In response to the figures, an NHS spokesperson said: “We have seen significant increases in demand for A&E services, with attendances in February up 8.6 per cent on last year and emergency admissions up 7.7 per cent.

“The latest published data shows our urgent and emergency care recovery plan – backed by extra funding with more beds, capacity and greater use of measures like same day emergency care – is delivering improvements, alongside continued work with our colleagues in community and social care to discharge patients when they are medically fit to go home, freeing up beds for other patients.

“The cause of excess deaths is down to several different factors and so it is right that the experts at the ONS – as the executive branch of the stats authority – continue to analyse these causes.”
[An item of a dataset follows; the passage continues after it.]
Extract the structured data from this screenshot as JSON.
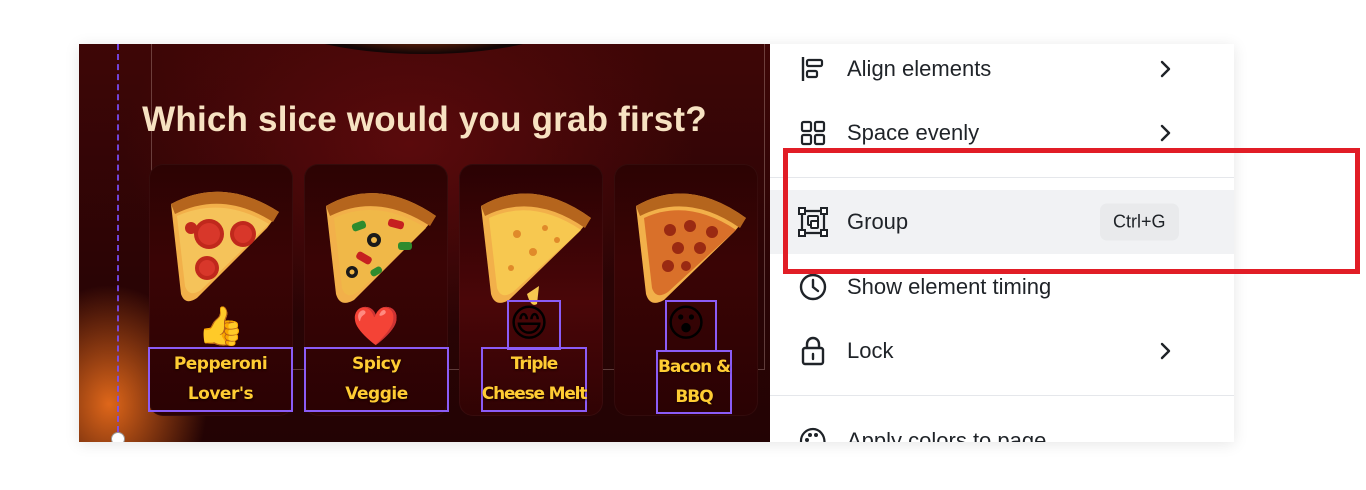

A Department of Health and Social Care spokesperson said: “We are committed to ensuring people get the emergency care they need, when they need it, and all patients attending A&E are assessed by a doctor or nurse before any treatment takes place, to ensure the most seriously unwell people are treated first.”

They noted that A&E four-hour performance had improved in February compared to January, despite record levels of demand and the impact of industrial action.

“We are determined to continue improving experiences for patients and making access to care faster, simpler and fairer,” the spokesperson.

“We are making progress in reducing A&E waiting times, including adding an extra 5,000 permanent staffed beds this winter to increase capacity and help patients be seen as quickly as possible.”

In February, official figures revealed that A&E waits are five times worse than they were a decade ago.

Meanwhile, NHSE estimated that doctors strikes have added nearly half a million operations to the NHS waiting list.